Também presente ao Colóquio, o senador Roberto Muniz (PP-BA) disse que o saneamento e o acesso à água de qualidade foram os maiores avanços da humanidade para a redução da mortalidade e aumento da expectativa de vida, mas lamentou a desigualdade no acesso à água.
– Nós vivemos um paradoxo da abundância, ninguém consegue entender como num país que possui 12% da água doce do mundo se vive uma crise hídrica. Vivemos um verdadeiro apartheid social – comparou.
Já o senador Cristovam Buarque (PPS-DF) lembrou as responsabilidades de cada um, e disse que o direito à água vai continuar não existindo se não for passado às futuras gerações a responsabilidade de cada um sobre a economia de água.
Direito humano
O ministro dos Direitos Humanos, Gustavo do Vale Rocha, citou o saneamento como questão fundamental no debate sobre acesso à água. E pediu empenho do Congresso Nacional na aprovação da Proposta de Emenda à Constituição (PEC 4/2018) que estabelece o acesso à água como um direito fundamental humano.
– Nossa Constituição hoje estabelece uma série de direitos como o à saúde, ao lazer, à vida, mas não determina o acesso à água como direito fundamental. Mas sem água, não há saúde, não há lazer, não há vida – disse.
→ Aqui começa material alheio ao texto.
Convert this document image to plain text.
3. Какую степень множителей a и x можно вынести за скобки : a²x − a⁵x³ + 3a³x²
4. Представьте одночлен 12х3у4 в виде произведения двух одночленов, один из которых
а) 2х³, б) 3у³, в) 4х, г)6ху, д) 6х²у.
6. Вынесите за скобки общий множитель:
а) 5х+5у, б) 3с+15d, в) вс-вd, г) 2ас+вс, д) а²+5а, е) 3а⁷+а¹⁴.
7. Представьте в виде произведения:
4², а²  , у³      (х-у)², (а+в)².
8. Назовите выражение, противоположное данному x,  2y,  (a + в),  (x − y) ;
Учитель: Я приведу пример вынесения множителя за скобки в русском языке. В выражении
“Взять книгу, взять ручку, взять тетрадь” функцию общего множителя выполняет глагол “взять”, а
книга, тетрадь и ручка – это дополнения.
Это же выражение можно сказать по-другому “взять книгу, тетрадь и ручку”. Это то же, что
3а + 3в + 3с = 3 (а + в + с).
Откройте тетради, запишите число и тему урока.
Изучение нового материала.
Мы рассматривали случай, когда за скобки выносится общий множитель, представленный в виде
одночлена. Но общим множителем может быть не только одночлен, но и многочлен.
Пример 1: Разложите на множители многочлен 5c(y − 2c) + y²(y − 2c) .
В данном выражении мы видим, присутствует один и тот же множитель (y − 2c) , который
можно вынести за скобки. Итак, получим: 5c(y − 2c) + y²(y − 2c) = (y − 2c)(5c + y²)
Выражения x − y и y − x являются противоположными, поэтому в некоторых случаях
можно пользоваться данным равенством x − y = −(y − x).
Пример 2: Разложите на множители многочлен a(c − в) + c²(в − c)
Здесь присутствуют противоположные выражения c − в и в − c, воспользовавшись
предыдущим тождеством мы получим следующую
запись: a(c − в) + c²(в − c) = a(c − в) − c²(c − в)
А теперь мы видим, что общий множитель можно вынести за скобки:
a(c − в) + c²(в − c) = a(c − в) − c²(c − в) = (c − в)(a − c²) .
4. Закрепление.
Na visão da Diretora de Direito, Política e Governança Ambiental da Organização dos Estados Americanos, Claudia Windt, o Brasil possui muitas leis boas e o grande desafio é implementá-las. Para ela, água é um bem, um recurso e um serviço. Já a Senadora mexicana e presidente da União Interparlamentar, Gabriela Cuevas, lembrou dos Objetivos de Desenvolvimento Sustentável, adotados em 2015. Um deles trata do dever da comunidade internacional de assegurar a disponibilidade e gestão sustentável da água e saneamento para todas e todos.
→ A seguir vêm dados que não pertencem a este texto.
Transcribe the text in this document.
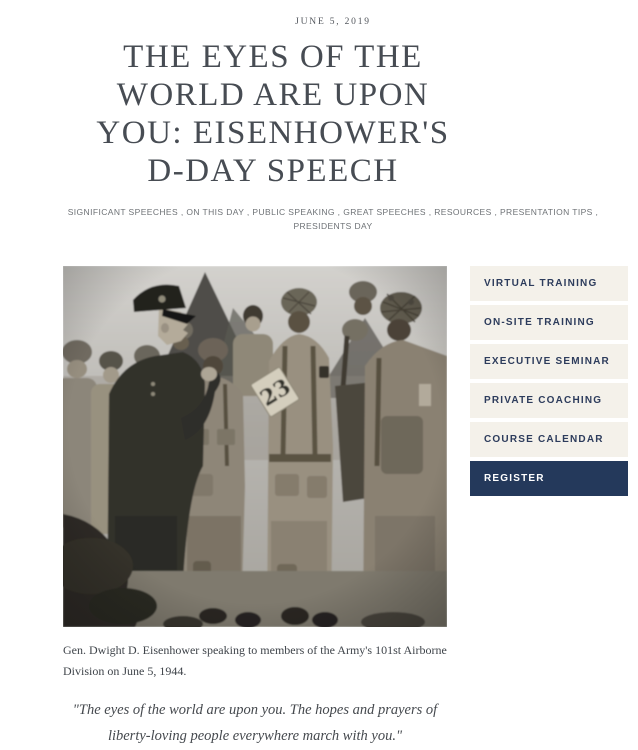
JUNE 5, 2019
THE EYES OF THE
WORLD ARE UPON
YOU: EISENHOWER'S
D-DAY SPEECH
SIGNIFICANT SPEECHES , ON THIS DAY , PUBLIC SPEAKING , GREAT SPEECHES , RESOURCES , PRESENTATION TIPS ,
PRESIDENTS DAY
Gen. Dwight D. Eisenhower speaking to members of the Army's 101st Airborne
Division on June 5, 1944.
"The eyes of the world are upon you. The hopes and prayers of
liberty-loving people everywhere march with you."
VIRTUAL TRAINING
ON-SITE TRAINING
EXECUTIVE SEMINAR
PRIVATE COACHING
COURSE CALENDAR
REGISTER
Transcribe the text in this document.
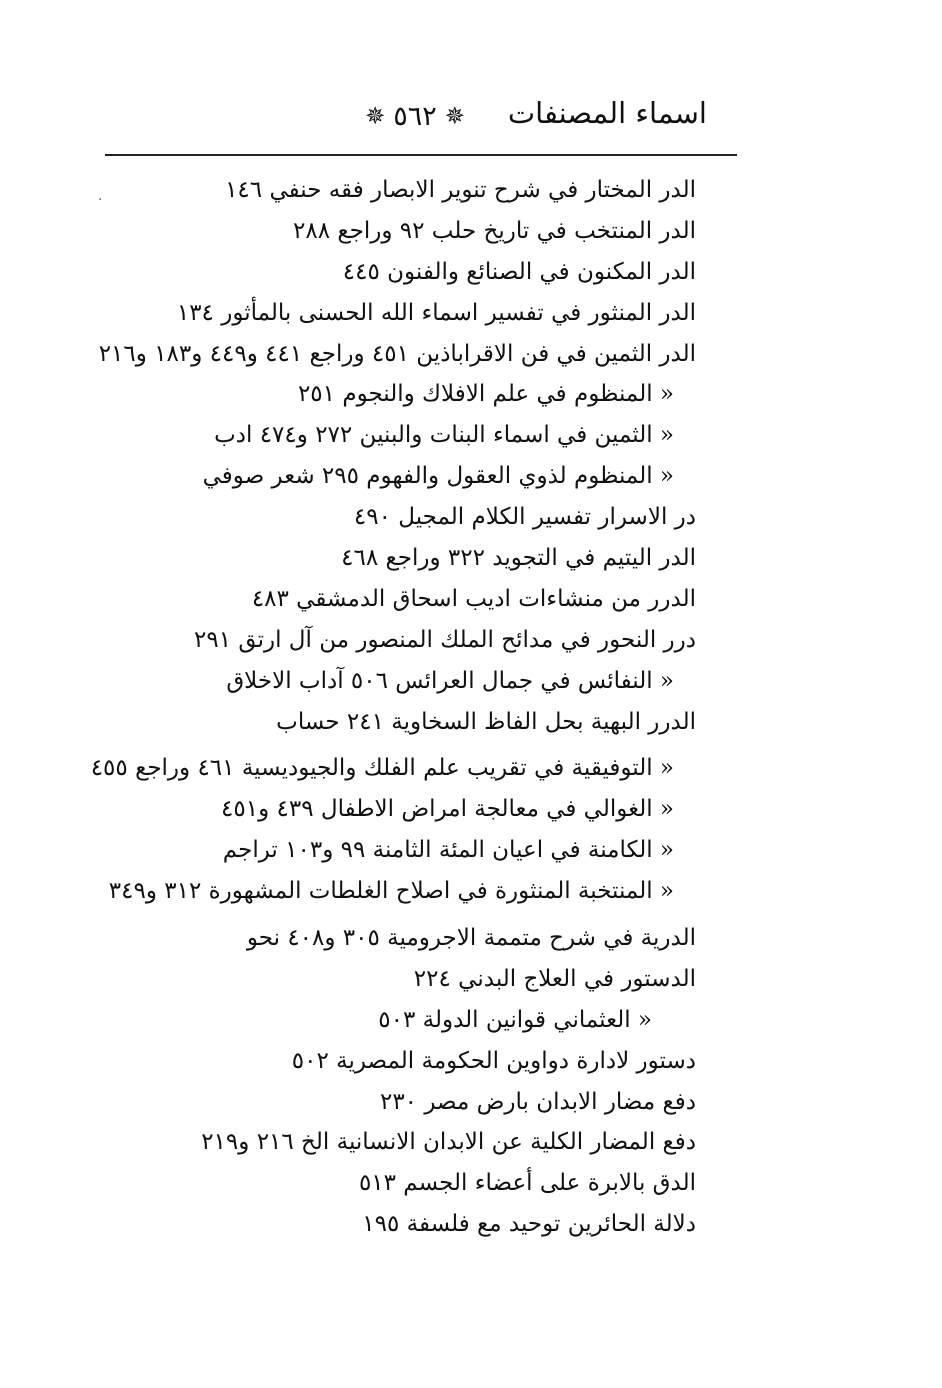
اسماء المصنفات
✵ ٥٦٢ ✵
·	الدر المختار في شرح تنوير الابصار فقه حنفي ١٤٦
الدر المنتخب في تاريخ حلب ٩٢ وراجع ٢٨٨
الدر المكنون في الصنائع والفنون ٤٤٥
الدر المنثور في تفسير اسماء الله الحسنى بالمأثور ١٣٤
الدر الثمين في فن الاقراباذين ٤٥١ وراجع ٤٤١ و٤٤٩ و١٨٣ و٢١٦
« المنظوم في علم الافلاك والنجوم ٢٥١
« الثمين في اسماء البنات والبنين ٢٧٢ و٤٧٤ ادب
« المنظوم لذوي العقول والفهوم ٢٩٥ شعر صوفي
در الاسرار تفسير الكلام المجيل ٤٩٠
الدر اليتيم في التجويد ٣٢٢ وراجع ٤٦٨
الدرر من منشاءات اديب اسحاق الدمشقي ٤٨٣
درر النحور في مدائح الملك المنصور من آل ارتق ٢٩١
« النفائس في جمال العرائس ٥٠٦ آداب الاخلاق
الدرر البهية بحل الفاظ السخاوية ٢٤١ حساب
« التوفيقية في تقريب علم الفلك والجيوديسية ٤٦١ وراجع ٤٥٥
« الغوالي في معالجة امراض الاطفال ٤٣٩ و٤٥١
« الكامنة في اعيان المئة الثامنة ٩٩ و١٠٣ تراجم
« المنتخبة المنثورة في اصلاح الغلطات المشهورة ٣١٢ و٣٤٩
الدرية في شرح متممة الاجرومية ٣٠٥ و٤٠٨ نحو
الدستور في العلاج البدني ٢٢٤
« العثماني قوانين الدولة ٥٠٣
دستور لادارة دواوين الحكومة المصرية ٥٠٢
دفع مضار الابدان بارض مصر ٢٣٠
دفع المضار الكلية عن الابدان الانسانية الخ ٢١٦ و٢١٩
الدق بالابرة على أعضاء الجسم ٥١٣
دلالة الحائرين توحيد مع فلسفة ١٩٥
Carlos Teodoro Irigaray, professor da Universidade Federal do Mato Grosso, elogiou o empenho do Brasil em debater e avançar em leis sobre o direito à água, mas receia que isso não seja suficiente para frear retrocessos. Ele lembrou que apesar de o Brasil ser um país com abundância de água, 2/5 da população não têm saneamento básico e 10% não tem acesso à água de qualidade. Irigaray citou ainda o uso abusivo de agrotóxicos que contaminam as águas e a população, além de desastres ambientais gerados por mineradoras, como o que ocorreu pela mineradora norueguesa Hydro Alunorte, na cidade de Barcarena, na região metropolitana de Belém.
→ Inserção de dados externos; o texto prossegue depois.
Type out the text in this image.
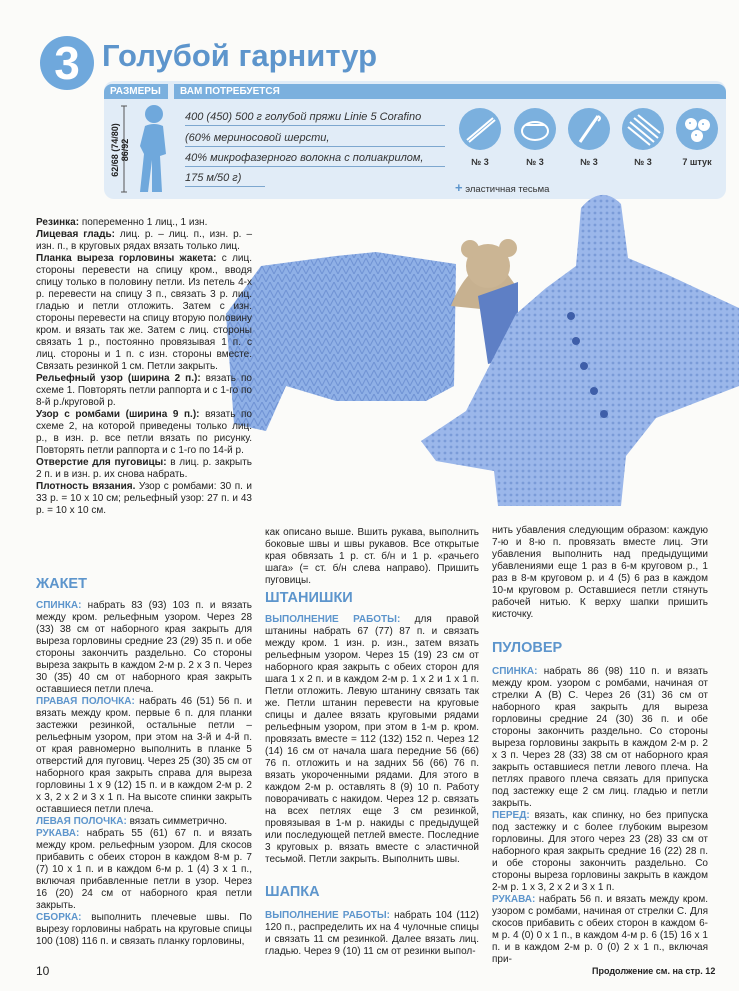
3 Голубой гарнитур
РАЗМЕРЫ	ВАМ ПОТРЕБУЕТСЯ
62/68 (74/80) 86/92
400 (450) 500 г голубой пряжи Linie 5 Corafino
(60% мериносовой шерсти,
40% микрофазерного волокна с полиакрилом,
175 м/50 г)
№ 3	№ 3	№ 3	№ 3	7 штук
+ эластичная тесьма

Резинка: попеременно 1 лиц., 1 изн.

Лицевая гладь: лиц. р. – лиц. п., изн. р. – изн. п., в круговых рядах вязать только лиц.

Планка выреза горловины жакета: с лиц. стороны перевести на спицу кром., вводя спицу только в половину петли. Из петель 4-х р. перевести на спицу 3 п., связать 3 р. лиц. гладью и петли отложить. Затем с изн. стороны перевести на спицу вторую половину кром. и вязать так же. Затем с лиц. стороны связать 1 р., постоянно провязывая 1 п. с лиц. стороны и 1 п. с изн. стороны вместе. Связать резинкой 1 см. Петли закрыть.

Рельефный узор (ширина 2 п.): вязать по схеме 1. Повторять петли раппорта и с 1-го по 8-й р./круговой р.

Узор с ромбами (ширина 9 п.): вязать по схеме 2, на которой приведены только лиц. р., в изн. р. все петли вязать по рисунку. Повторять петли раппорта и с 1-го по 14-й р.

Отверстие для пуговицы: в лиц. р. закрыть 2 п. и в изн. р. их снова набрать.

Плотность вязания. Узор с ромбами: 30 п. и 33 р. = 10 х 10 см; рельефный узор: 27 п. и 43 р. = 10 х 10 см.

ЖАКЕТ

СПИНКА: набрать 83 (93) 103 п. и вязать между кром. рельефным узором. Через 28 (33) 38 см от наборного края закрыть для выреза горловины средние 23 (29) 35 п. и обе стороны закончить раздельно. Со стороны выреза закрыть в каждом 2-м р. 2 х 3 п. Через 30 (35) 40 см от наборного края закрыть оставшиеся петли плеча.

ПРАВАЯ ПОЛОЧКА: набрать 46 (51) 56 п. и вязать между кром. первые 6 п. для планки застежки резинкой, остальные петли – рельефным узором, при этом на 3-й и 4-й п. от края равномерно выполнить в планке 5 отверстий для пуговиц. Через 25 (30) 35 см от наборного края закрыть справа для выреза горловины 1 х 9 (12) 15 п. и в каждом 2-м р. 2 х 3, 2 х 2 и 3 х 1 п. На высоте спинки закрыть оставшиеся петли плеча.

ЛЕВАЯ ПОЛОЧКА: вязать симметрично.

РУКАВА: набрать 55 (61) 67 п. и вязать между кром. рельефным узором. Для скосов прибавить с обеих сторон в каждом 8-м р. 7 (7) 10 х 1 п. и в каждом 6-м р. 1 (4) 3 х 1 п., включая прибавленные петли в узор. Через 16 (20) 24 см от наборного края петли закрыть.

СБОРКА: выполнить плечевые швы. По вырезу горловины набрать на круговые спицы 100 (108) 116 п. и связать планку горловины,

как описано выше. Вшить рукава, выполнить боковые швы и швы рукавов. Все открытые края обвязать 1 р. ст. б/н и 1 р. «рачьего шага» (= ст. б/н слева направо). Пришить пуговицы.
ШТАНИШКИ

ВЫПОЛНЕНИЕ РАБОТЫ: для правой штанины набрать 67 (77) 87 п. и связать между кром. 1 изн. р. изн., затем вязать рельефным узором. Через 15 (19) 23 см от наборного края закрыть с обеих сторон для шага 1 х 2 п. и в каждом 2-м р. 1 х 2 и 1 х 1 п. Петли отложить. Левую штанину связать так же. Петли штанин перевести на круговые спицы и далее вязать круговыми рядами рельефным узором, при этом в 1-м р. кром. провязать вместе = 112 (132) 152 п. Через 12 (14) 16 см от начала шага передние 56 (66) 76 п. отложить и на задних 56 (66) 76 п. вязать укороченными рядами. Для этого в каждом 2-м р. оставлять 8 (9) 10 п. Работу поворачивать с накидом. Через 12 р. связать на всех петлях еще 3 см резинкой, провязывая в 1-м р. накиды с предыдущей или последующей петлей вместе. Последние 3 круговых р. вязать вместе с эластичной тесьмой. Петли закрыть. Выполнить швы.

ШАПКА

ВЫПОЛНЕНИЕ РАБОТЫ: набрать 104 (112) 120 п., распределить их на 4 чулочные спицы и связать 11 см резинкой. Далее вязать лиц. гладью. Через 9 (10) 11 см от резинки выпол-

нить убавления следующим образом: каждую 7-ю и 8-ю п. провязать вместе лиц. Эти убавления выполнить над предыдущими убавлениями еще 1 раз в 6-м круговом р., 1 раз в 8-м круговом р. и 4 (5) 6 раз в каждом 10-м круговом р. Оставшиеся петли стянуть рабочей нитью. К верху шапки пришить кисточку.
ПУЛОВЕР

СПИНКА: набрать 86 (98) 110 п. и вязать между кром. узором с ромбами, начиная от стрелки А (В) С. Через 26 (31) 36 см от наборного края закрыть для выреза горловины средние 24 (30) 36 п. и обе стороны закончить раздельно. Со стороны выреза горловины закрыть в каждом 2-м р. 2 х 3 п. Через 28 (33) 38 см от наборного края закрыть оставшиеся петли левого плеча. На петлях правого плеча связать для припуска под застежку еще 2 см лиц. гладью и петли закрыть.

ПЕРЕД: вязать, как спинку, но без припуска под застежку и с более глубоким вырезом горловины. Для этого через 23 (28) 33 см от наборного края закрыть средние 16 (22) 28 п. и обе стороны закончить раздельно. Со стороны выреза горловины закрыть в каждом 2-м р. 1 х 3, 2 х 2 и 3 х 1 п.

РУКАВА: набрать 56 п. и вязать между кром. узором с ромбами, начиная от стрелки С. Для скосов прибавить с обеих сторон в каждом 6-м р. 4 (0) 0 х 1 п., в каждом 4-м р. 6 (15) 16 х 1 п. и в каждом 2-м р. 0 (0) 2 х 1 п., включая при-

10	Продолжение см. на стр. 12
– Isso certamente não aconteceria na Noruega. Precisamos barrar as falhas de licenciamento ambiental – propôs.
Segundo a promotora do Ministério Público da Bahia, Luciana Koury, a crise hídrica não é ocasionada apenas pela escassez de chuvas. A degradação e a flexibilização do licenciamento ambiental, geram ainda maiores problemas para o efetivo acesso à água. Já o professor da Universidade de Buenos Aires, Argentina, Pablo Lorenzetti, ressaltou a necessidade de limitar o valor das tarifas de água. Ele citou um decreto editado pelo governo argentino em 2014, que aumentou o valor da tarifa de água em 180%. A sociedade reagiu e o decreto foi revogado.
Durante o Colóquio ainda foram ouvidos especialistas, magistrados e representantes de países como Equador, República Dominicana, Costa Rica e México. O Colóquio Latino-Americano Água, Vida e Direitos Humanos aconteceu na sede da Procuradoria-Geral da República, em Brasília.